Concepts such as “lean thinking” offer insights for designing improved hospital capacity planning by drawing attention to patient flows. However, we caution against overly rigid interpretation and implementation of these concepts in health care. The focus is often efficiency-oriented, relies heavily on certainty to ensure cost minimization and seeks to engineer stability into the system to avoid costs resulting from disturbances occurring in the supply chain. Lean principles should not be over-zealously applied at the expense of responsiveness – indeed, building in modest spare capacity can have disproportionate benefits on the effectiveness of the delivery process.45 The use of management theory in hospital capacity planning needs more rigorous testing.
Finally, although systems thinking can help explain the wider inter-relationships between health-care processes, care needs to be taken at each level in the system when considering problems or solutions. For example, when planning to improve the flexibility and adaptability of a local health-care economy, should this be targeted at the level of the ward, department, hospital or local health system as a whole?

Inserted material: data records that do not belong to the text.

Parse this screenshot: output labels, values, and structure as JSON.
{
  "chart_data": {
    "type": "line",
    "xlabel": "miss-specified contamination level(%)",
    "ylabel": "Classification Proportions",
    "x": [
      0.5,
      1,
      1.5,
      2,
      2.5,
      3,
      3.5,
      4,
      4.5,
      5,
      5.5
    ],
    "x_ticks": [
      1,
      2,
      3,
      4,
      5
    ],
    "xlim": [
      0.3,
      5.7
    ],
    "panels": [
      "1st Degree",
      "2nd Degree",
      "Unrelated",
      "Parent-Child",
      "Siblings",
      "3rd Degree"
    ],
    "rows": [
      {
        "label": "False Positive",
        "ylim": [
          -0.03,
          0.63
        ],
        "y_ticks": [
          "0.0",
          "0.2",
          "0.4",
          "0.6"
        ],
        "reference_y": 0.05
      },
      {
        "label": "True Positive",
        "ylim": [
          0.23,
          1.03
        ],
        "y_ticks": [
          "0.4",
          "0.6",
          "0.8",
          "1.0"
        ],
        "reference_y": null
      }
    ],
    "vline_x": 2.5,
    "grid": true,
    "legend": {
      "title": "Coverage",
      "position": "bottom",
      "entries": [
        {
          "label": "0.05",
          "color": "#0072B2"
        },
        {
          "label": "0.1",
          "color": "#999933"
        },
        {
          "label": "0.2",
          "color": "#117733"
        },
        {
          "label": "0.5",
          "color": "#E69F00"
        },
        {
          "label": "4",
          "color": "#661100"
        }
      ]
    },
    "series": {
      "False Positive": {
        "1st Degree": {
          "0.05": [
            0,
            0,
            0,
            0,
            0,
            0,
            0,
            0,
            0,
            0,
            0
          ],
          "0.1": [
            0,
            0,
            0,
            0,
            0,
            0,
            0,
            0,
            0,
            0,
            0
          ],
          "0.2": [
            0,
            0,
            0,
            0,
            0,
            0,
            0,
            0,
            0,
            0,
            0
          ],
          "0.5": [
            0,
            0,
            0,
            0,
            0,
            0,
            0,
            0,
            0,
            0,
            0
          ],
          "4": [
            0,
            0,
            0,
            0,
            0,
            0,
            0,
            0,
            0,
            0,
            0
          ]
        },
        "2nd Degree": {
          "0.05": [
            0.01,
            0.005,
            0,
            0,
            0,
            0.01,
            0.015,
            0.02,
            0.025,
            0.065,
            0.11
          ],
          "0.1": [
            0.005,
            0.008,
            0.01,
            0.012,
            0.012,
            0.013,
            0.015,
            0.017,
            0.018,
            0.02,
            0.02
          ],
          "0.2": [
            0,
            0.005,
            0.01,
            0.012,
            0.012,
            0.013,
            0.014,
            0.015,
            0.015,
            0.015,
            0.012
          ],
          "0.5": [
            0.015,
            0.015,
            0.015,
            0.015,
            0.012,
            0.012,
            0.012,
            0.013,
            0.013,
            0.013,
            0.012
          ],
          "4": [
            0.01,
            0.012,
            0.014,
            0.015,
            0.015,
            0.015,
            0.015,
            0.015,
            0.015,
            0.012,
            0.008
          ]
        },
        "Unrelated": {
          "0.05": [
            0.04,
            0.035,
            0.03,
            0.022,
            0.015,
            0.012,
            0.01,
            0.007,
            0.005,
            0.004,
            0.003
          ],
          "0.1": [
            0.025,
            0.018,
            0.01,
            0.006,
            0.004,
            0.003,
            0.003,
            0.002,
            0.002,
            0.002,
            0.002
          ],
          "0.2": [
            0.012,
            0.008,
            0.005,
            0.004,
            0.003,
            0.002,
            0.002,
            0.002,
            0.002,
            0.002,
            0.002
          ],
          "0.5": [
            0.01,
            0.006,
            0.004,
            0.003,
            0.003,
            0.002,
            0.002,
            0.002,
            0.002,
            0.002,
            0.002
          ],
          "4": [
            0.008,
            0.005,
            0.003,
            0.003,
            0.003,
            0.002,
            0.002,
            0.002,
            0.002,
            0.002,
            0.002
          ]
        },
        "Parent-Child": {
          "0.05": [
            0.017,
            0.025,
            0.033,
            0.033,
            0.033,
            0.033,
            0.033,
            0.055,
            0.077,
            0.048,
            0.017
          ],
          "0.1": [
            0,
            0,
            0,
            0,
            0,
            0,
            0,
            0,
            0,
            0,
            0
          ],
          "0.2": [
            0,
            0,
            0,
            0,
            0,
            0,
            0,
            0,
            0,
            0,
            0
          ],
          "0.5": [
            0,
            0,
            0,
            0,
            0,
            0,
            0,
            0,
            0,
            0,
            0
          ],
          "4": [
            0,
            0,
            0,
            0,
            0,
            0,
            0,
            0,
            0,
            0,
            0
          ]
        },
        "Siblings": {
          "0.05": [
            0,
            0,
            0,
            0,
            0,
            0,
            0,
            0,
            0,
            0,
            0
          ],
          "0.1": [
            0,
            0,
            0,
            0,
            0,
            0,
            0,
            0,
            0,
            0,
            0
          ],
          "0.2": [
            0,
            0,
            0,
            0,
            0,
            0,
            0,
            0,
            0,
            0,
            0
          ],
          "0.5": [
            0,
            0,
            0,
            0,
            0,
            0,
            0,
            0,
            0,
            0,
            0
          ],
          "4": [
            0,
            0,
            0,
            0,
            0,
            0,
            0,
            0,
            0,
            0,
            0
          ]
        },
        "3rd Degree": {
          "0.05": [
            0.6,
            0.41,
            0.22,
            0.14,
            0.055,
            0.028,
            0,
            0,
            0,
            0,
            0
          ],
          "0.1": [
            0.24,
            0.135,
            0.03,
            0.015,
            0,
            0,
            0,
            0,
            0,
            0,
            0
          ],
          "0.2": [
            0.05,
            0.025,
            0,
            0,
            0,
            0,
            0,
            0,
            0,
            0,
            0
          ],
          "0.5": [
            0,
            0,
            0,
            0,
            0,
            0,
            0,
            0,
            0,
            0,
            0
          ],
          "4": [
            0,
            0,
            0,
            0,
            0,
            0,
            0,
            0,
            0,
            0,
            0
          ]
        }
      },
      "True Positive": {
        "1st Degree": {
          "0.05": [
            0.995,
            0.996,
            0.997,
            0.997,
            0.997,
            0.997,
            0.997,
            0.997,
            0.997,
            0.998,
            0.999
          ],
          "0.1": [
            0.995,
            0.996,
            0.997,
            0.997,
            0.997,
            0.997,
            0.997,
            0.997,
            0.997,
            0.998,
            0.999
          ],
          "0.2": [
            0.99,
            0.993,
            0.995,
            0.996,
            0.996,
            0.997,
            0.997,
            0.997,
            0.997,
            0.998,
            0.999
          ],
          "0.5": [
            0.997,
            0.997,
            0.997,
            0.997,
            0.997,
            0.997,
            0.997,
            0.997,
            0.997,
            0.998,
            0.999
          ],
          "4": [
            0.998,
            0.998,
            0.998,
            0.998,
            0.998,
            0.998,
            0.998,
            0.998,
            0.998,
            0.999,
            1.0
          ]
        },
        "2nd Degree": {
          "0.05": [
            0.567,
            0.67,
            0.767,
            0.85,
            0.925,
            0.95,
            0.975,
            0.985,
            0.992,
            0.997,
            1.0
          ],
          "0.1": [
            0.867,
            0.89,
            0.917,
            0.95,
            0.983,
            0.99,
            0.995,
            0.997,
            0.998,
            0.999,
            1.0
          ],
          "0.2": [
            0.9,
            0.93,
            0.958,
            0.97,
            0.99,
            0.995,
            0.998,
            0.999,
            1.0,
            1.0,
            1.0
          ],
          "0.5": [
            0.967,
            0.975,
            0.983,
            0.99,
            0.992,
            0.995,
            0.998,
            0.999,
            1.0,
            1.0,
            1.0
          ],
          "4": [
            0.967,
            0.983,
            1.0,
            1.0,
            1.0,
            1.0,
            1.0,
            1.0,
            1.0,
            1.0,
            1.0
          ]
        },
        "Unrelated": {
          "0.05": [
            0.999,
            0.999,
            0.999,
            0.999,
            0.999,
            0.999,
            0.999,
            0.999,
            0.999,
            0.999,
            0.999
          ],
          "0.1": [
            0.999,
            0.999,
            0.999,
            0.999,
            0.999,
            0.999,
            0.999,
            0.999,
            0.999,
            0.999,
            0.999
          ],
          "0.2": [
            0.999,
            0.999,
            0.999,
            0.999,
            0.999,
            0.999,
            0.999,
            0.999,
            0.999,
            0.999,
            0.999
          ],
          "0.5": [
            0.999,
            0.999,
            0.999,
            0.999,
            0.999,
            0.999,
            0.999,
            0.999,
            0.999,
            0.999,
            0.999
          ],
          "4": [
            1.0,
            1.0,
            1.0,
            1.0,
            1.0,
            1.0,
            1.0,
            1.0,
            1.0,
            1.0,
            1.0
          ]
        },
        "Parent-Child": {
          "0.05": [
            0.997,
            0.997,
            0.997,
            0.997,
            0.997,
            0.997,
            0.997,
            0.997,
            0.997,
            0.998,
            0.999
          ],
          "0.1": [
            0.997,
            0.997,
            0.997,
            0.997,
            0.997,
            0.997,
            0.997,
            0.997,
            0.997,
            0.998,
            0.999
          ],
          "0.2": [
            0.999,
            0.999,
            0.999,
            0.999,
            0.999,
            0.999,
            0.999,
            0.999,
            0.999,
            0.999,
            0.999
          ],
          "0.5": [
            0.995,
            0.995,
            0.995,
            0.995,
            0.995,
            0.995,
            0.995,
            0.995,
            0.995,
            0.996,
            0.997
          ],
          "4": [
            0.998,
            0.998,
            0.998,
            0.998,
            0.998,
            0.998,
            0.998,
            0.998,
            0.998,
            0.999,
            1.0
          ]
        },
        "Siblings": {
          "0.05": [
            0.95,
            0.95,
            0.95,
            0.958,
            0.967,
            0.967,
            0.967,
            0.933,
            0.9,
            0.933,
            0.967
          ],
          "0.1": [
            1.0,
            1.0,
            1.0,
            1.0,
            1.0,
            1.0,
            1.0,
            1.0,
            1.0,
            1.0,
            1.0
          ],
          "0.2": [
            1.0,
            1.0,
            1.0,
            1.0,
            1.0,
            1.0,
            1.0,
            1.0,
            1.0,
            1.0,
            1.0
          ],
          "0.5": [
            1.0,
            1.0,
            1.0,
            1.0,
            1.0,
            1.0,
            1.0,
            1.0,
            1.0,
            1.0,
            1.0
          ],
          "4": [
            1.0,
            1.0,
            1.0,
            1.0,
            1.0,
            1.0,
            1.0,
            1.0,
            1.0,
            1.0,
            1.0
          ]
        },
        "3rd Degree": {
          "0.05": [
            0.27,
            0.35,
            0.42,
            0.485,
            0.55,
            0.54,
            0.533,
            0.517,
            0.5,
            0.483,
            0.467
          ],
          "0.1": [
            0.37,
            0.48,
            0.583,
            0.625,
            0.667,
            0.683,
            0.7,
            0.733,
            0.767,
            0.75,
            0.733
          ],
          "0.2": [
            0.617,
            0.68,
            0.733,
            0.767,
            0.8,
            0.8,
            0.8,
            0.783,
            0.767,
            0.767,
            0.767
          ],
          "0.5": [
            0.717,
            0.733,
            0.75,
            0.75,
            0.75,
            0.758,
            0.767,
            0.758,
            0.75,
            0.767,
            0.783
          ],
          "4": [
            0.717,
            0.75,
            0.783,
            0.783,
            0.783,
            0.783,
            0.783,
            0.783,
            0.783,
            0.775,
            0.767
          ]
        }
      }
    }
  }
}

Although health care is increasingly being shifted away from expensive hospital facilities, the demand for new hospitals remains high across the world. Finding better ways of planning and operating hospital capacity is essential for delivering sufficient capacity at the right price to meet future health-care needs.
The paper forms part of a wider study of health capital investment in Europe that has been undertaken by the European Observatory on Health Systems and Policies and the European Health Property Network. It also draws on work carried out within the EPSRC Health and Care Infrastructure Research and Innovation Centre (HaCIRIC).